Terkait dengan menjaga kepentingan produsen misalnya, hal ini tentu merupakan sesuatu yang penting, tetapi bukan berarti hal tersebut harus mengorbankan hak dari konsumen untuk mendapatkan bahan pokok pangan yang sangat penting seperti beras dengan yang murah. Tailândia misalnya, juga merupakan salah satu negara negara produsen nasi terbesar di Asia Tenggara. Tetapi di negara tersebut, harga beras bisa lebih murah karena proses pengolahan beras di Tailândia bisa lebih efisien dengan bantuan teknologi (finance.detik.com, 9/7/2019).
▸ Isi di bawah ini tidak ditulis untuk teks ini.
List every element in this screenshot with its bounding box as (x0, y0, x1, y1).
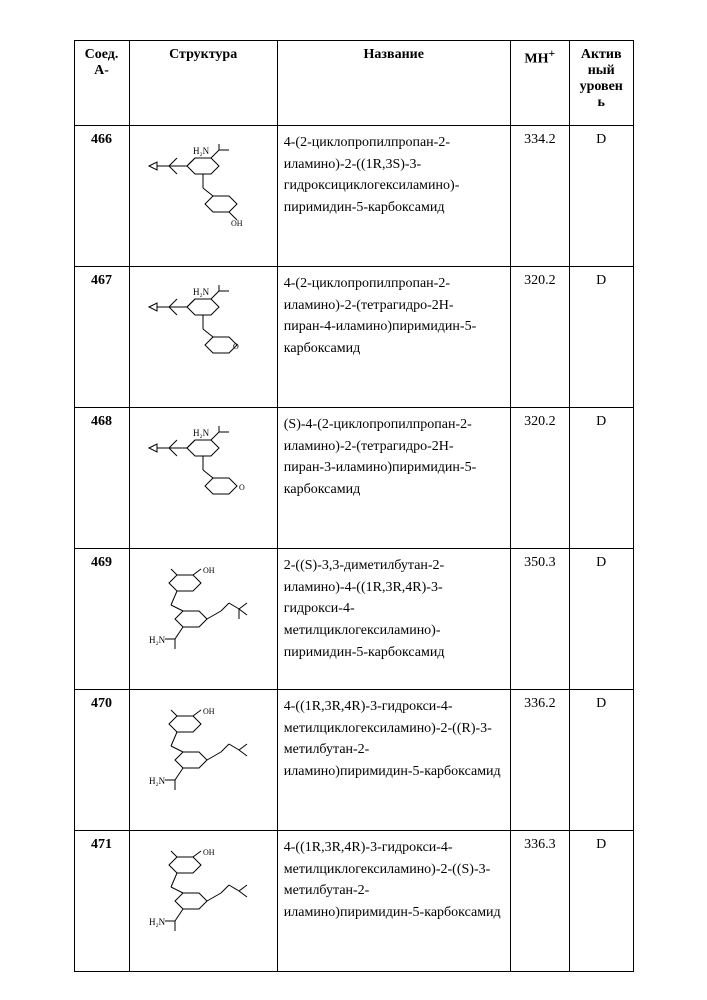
svg-text:H₂N: H₂N (193, 428, 210, 438)
cell-struct: H₂N O (129, 408, 277, 549)
cell-mh: 336.2 (510, 690, 569, 831)
table-row: 469 OH H₂N 2-((S)-3,3-дим (74, 549, 633, 690)
structure-icon: OH H₂N (143, 567, 263, 667)
svg-text:H₂N: H₂N (193, 146, 210, 156)
cell-id: 469 (74, 549, 129, 690)
cell-id: 471 (74, 831, 129, 972)
cell-struct: OH H₂N (129, 690, 277, 831)
cell-activity: D (569, 549, 633, 690)
cell-mh: 334.2 (510, 126, 569, 267)
cell-struct: OH H₂N (129, 831, 277, 972)
svg-text:OH: OH (203, 708, 215, 716)
cell-id: 468 (74, 408, 129, 549)
cell-struct: H₂N O (129, 267, 277, 408)
structure-icon: OH H₂N (143, 708, 263, 808)
cell-mh: 336.3 (510, 831, 569, 972)
cell-mh: 320.2 (510, 267, 569, 408)
cell-activity: D (569, 126, 633, 267)
cell-activity: D (569, 831, 633, 972)
col-mh-base: MH (524, 52, 548, 67)
col-struct: Структура (129, 41, 277, 126)
cell-name: 2-((S)-3,3-диметилбутан-2-иламино)-4-((1… (277, 549, 510, 690)
svg-text:OH: OH (231, 219, 243, 228)
svg-text:O: O (239, 483, 245, 492)
structure-icon: H₂N OH (143, 144, 263, 244)
table-row: 471 OH H₂N 4-((1R,3R,4R)- (74, 831, 633, 972)
cell-id: 470 (74, 690, 129, 831)
structure-icon: OH H₂N (143, 849, 263, 949)
table-row: 470 OH H₂N 4-((1R,3R,4R)- (74, 690, 633, 831)
svg-text:O: O (233, 342, 239, 351)
svg-text:H₂N: H₂N (149, 917, 166, 927)
col-name: Название (277, 41, 510, 126)
col-mh-sup: + (549, 47, 556, 60)
svg-text:H₂N: H₂N (193, 287, 210, 297)
table-row: 466 H₂N OH 4 (74, 126, 633, 267)
cell-activity: D (569, 690, 633, 831)
header-row: Соед. A- Структура Название MH+ Актив ны… (74, 41, 633, 126)
svg-text:H₂N: H₂N (149, 635, 166, 645)
cell-mh: 320.2 (510, 408, 569, 549)
cell-id: 467 (74, 267, 129, 408)
table-row: 467 H₂N O 4-(2-циклопропи (74, 267, 633, 408)
cell-struct: H₂N OH (129, 126, 277, 267)
svg-text:H₂N: H₂N (149, 776, 166, 786)
cell-name: 4-(2-циклопропилпропан-2-иламино)-2-(тет… (277, 267, 510, 408)
cell-activity: D (569, 408, 633, 549)
col-activity: Актив ный уровен ь (569, 41, 633, 126)
structure-icon: H₂N O (143, 426, 263, 526)
table-row: 468 H₂N O (S)-4-(2-циклоп (74, 408, 633, 549)
cell-name: 4-(2-циклопропилпропан-2-иламино)-2-((1R… (277, 126, 510, 267)
cell-name: 4-((1R,3R,4R)-3-гидрокси-4-метилциклогек… (277, 690, 510, 831)
cell-mh: 350.3 (510, 549, 569, 690)
cell-name: (S)-4-(2-циклопропилпропан-2-иламино)-2-… (277, 408, 510, 549)
svg-text:OH: OH (203, 567, 215, 575)
col-id: Соед. A- (74, 41, 129, 126)
cell-activity: D (569, 267, 633, 408)
structure-icon: H₂N O (143, 285, 263, 385)
cell-id: 466 (74, 126, 129, 267)
svg-text:OH: OH (203, 849, 215, 857)
compound-table: Соед. A- Структура Название MH+ Актив ны… (74, 40, 634, 972)
cell-struct: OH H₂N (129, 549, 277, 690)
col-mh: MH+ (510, 41, 569, 126)
cell-name: 4-((1R,3R,4R)-3-гидрокси-4-метилциклогек… (277, 831, 510, 972)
Não há nada que menyediakan beras com o trabalho mais terjangkau, tecnologia inovadora e inovadora também membuat kualitas beras menjadi lebih baik, seperti tidak cepat busuk, dan lain sebagainya. Hal ini diakui sendiri oleh Direktur Utama Bulog, yang memiliki peran untuk mengelola ketersediaan bahan pangan essencial di Indonesia, seperti beras, gula, terigu, dan lain sebagainya (merdeka.com, 17/1/2022).
Selain itu, sebagaimana yang sudah dibahas sebelumnya, kebijakan pembatasan import juga berkontribusi terhadap permasalahan tersebut. Hal ini dikarenakan kebijakan pangan yang berdaulat merupakan salah satu platform kebijakan yang sangat popular di Indonesia, dan didukung oleh tidak hanya sedikit pihak.
Tetapi tentunya hal ini merupakan pandangan yang sangat keliru. Ekonom Universitas Institut Pertanian Bogor (IPB) misalnya, Manuntun Hutagol, menyatakan bahwa yang menjadi masalah bagi para petani na Indonésia é adalah para petani diharuskan menjual gabahnya langsung ketika dipanen (republika.id, 1/2/2024).
Hal ini dikarenakan para petani da Indonésia banyak yang petani kecil e tidak memiliki akses terhadap credit bank, sehingga harus meminjam uang kepada rentenir. Agar bisa melunasi hitang tersebut, mereka akhirnya diharuskan untuk menjual hasil panennya comngan cepat. Apabila pemerintah melalui Bulog não memiliki cukup gudang para membeli hasil panen tersebut, maka hasil panen petani tersebut akan dijual kepada para agen e operador penggilingan padi com harga murah.
Com a importação de beras dilarangnya, maka yang menguasai pasar beras na Indonésia é para pedagang dan agen serta para operador penggilingan padi dalam negeri. Mereka bisa mengendalikan harga beras di pasar, dan juga mendapat untung besar dengan cara membeli beras dengan harga rendah dari petani e dan menjualnya dengan harga yang tinggi kepada konsumen (republika.id, 1/2/2024).
Oleh Karena itu, kebijakan penutupan import beras merupakan kebijakan yang keliru dan tidak tepat, dan justru membawa masalah seperti tingginya harga beras di Indonesia bagi para konsumen. Persaingan pasar yang bebas merupakan cara yang efektif agar pra produsen mengutamakan efisiensinsi nalam produksinya.
Sebagai penutup, beras merupakan bahan pangan yang sangat esensial bagi masyarakat Indonésia. Com demikian, adanya kebijakan pangan e dan pertanian beras yang tepat adalah hal yang sangat penting untuk diperhatikan oleh para pembuat kebijakan, dan harus memfokuskan pada puluhan juta rakyat yang menjadi konsumen dan mengonsumsi nasi setiap hari para memenuhi kebutuhan nutrisi mereka. Jangan sampai kebijakan yang dikeluarkan justru merugikan masyarakat hanya para menguntungkan segelintir pihak.